After receiving considerable backlash from local elected officials and on social media on Tuesday, a DCR spokesperson added some clarification.

“DCR is adding a temporary car lane to a small portion of the Arborway while maintaining an on-road bike lane for cyclists," wrote a DCR spokesperson in an email to StreetsblogMASS. "This temporary lane is intended to address local concerns about traffic as DCR continues to work with the community and stakeholders on the Arborway Improvement Project."

However, the spokesperson declined to share more detailed plans for the re-striping project, and neighbors strongly suspect that adding a lane for cars will necessarily reduce the amount of protective buffering space between bike traffic and the Arborway's aggressive drivers.

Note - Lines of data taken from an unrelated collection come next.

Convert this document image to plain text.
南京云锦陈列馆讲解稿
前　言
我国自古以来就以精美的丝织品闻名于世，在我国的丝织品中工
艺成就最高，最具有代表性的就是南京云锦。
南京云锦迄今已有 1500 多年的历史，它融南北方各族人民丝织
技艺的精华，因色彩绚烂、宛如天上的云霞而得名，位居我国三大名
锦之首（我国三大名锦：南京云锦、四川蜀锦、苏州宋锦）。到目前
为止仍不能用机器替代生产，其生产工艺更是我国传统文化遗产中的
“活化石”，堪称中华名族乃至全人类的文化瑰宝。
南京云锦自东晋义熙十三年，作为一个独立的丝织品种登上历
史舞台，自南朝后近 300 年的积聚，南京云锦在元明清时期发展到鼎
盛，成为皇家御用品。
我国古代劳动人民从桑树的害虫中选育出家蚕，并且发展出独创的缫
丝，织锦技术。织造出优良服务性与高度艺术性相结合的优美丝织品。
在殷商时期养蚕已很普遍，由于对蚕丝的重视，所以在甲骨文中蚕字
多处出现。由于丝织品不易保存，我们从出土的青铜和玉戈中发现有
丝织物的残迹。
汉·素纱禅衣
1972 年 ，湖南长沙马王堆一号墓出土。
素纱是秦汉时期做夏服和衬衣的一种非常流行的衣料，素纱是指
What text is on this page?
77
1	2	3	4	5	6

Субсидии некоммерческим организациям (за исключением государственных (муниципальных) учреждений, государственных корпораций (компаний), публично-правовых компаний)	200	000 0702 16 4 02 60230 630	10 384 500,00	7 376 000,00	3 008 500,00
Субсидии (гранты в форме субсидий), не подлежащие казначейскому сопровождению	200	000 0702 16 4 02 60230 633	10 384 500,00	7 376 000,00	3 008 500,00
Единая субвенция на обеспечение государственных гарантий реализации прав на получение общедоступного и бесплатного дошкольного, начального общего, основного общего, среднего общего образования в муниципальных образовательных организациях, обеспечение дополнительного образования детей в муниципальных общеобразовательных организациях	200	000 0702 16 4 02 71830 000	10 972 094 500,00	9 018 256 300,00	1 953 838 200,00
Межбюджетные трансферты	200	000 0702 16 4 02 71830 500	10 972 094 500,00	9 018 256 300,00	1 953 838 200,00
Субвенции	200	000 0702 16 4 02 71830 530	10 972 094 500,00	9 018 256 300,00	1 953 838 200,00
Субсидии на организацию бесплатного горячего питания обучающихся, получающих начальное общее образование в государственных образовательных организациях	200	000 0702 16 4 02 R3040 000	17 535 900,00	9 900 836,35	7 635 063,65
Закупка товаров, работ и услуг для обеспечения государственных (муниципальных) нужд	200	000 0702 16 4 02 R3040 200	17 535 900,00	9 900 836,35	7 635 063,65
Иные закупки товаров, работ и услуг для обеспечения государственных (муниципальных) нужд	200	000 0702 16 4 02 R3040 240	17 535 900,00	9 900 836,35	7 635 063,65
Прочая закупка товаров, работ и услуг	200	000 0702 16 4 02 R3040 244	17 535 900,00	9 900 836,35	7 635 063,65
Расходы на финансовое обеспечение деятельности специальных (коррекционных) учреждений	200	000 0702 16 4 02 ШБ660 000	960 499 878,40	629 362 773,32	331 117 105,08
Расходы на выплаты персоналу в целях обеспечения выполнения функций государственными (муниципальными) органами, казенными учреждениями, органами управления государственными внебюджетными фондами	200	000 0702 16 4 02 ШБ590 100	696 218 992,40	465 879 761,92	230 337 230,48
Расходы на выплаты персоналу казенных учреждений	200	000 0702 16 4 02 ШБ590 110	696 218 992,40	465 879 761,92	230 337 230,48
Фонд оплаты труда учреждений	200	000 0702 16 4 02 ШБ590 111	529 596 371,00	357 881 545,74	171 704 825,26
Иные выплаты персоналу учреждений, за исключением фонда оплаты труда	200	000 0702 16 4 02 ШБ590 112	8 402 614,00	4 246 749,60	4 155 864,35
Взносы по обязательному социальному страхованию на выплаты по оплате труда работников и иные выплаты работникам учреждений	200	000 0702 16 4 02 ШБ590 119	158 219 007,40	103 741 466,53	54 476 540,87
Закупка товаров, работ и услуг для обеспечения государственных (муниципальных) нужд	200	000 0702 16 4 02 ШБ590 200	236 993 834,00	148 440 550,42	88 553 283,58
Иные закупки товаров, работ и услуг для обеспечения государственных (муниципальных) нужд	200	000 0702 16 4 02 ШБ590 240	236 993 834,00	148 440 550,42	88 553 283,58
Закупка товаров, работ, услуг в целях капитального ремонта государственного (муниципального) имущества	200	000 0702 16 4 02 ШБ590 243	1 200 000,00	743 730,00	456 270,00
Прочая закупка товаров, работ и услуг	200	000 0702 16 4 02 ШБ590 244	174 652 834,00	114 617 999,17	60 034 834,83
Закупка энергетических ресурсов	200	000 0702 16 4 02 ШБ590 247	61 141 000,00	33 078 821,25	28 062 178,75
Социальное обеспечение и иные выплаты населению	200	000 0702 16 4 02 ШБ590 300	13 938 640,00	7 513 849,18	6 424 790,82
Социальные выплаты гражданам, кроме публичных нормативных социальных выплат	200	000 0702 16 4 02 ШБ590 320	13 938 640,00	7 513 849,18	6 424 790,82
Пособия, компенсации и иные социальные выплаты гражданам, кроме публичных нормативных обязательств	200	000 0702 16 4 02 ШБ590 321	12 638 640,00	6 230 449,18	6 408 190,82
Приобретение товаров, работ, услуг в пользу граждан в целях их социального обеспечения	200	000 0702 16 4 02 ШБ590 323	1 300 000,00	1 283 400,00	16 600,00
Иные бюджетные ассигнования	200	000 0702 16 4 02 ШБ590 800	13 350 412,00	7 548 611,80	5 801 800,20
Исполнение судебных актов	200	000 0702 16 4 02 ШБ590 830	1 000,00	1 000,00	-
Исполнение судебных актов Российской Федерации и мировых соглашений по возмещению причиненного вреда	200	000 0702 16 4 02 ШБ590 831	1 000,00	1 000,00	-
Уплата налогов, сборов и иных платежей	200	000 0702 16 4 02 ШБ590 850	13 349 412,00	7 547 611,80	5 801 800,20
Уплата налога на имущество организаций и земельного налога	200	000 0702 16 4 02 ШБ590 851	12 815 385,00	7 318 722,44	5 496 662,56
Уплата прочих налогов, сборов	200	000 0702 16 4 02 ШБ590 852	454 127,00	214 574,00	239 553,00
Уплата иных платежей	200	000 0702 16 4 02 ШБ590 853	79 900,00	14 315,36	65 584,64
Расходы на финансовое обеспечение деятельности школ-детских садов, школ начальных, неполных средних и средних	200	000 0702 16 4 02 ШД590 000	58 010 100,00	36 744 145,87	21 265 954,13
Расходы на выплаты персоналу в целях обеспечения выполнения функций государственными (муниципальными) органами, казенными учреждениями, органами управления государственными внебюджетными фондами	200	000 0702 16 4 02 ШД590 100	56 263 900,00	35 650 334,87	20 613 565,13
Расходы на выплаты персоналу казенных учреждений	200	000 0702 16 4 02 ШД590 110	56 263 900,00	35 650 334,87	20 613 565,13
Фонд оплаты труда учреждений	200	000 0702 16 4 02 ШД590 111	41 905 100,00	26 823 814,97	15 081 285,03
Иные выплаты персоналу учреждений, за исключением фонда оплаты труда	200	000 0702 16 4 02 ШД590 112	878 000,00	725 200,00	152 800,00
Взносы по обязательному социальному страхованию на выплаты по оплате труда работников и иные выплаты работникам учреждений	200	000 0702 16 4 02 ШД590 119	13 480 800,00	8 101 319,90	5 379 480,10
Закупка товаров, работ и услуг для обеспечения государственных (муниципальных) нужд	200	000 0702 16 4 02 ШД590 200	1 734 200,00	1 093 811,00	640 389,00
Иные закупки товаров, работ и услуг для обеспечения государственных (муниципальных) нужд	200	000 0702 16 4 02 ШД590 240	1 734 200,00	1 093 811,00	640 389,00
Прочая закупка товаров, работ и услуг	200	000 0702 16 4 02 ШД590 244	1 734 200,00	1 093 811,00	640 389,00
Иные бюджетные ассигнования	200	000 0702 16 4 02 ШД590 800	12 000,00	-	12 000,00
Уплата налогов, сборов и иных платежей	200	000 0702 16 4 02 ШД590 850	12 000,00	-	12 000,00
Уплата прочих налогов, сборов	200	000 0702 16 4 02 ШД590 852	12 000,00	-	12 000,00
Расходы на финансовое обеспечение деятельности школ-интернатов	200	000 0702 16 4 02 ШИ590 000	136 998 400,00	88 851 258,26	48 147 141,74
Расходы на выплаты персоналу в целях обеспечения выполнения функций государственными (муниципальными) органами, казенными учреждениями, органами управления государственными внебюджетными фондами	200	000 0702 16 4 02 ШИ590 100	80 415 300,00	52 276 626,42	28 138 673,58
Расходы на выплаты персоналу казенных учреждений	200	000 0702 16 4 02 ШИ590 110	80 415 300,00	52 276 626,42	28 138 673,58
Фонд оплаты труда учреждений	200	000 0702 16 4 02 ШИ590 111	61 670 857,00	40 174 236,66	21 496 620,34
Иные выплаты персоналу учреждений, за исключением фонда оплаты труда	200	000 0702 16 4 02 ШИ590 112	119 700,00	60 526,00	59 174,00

DCR's spokesperson also declined to answer our question about why the agency believes it can "alleviate congestion" by subsidizing suburban car traffic at the expense of public green space and park access.

"The Boston Cyclists Union, like everyone else, was caught off guard by the DCR's surprise announcement this morning," wrote Boston Cyclists Union Mandy Wilkins in an email to StreetsblogMASS on Tuesday. "In 2017 & 2018, before the buffered bike lane, there was an average of one crash every 5 days on the Arborway. An extra lane of traffic will not alleviate congestion, but it will risk lives. We should be moving forward, not backwards with our plans."

DCR has been working on plans for a large-scale reconstruction of the Arborway between Jamaica Pond and Forest Hills, but after several years' worth of meetings the project still has yet to begin construction and there have been no public updates on the effort since the end of 2022.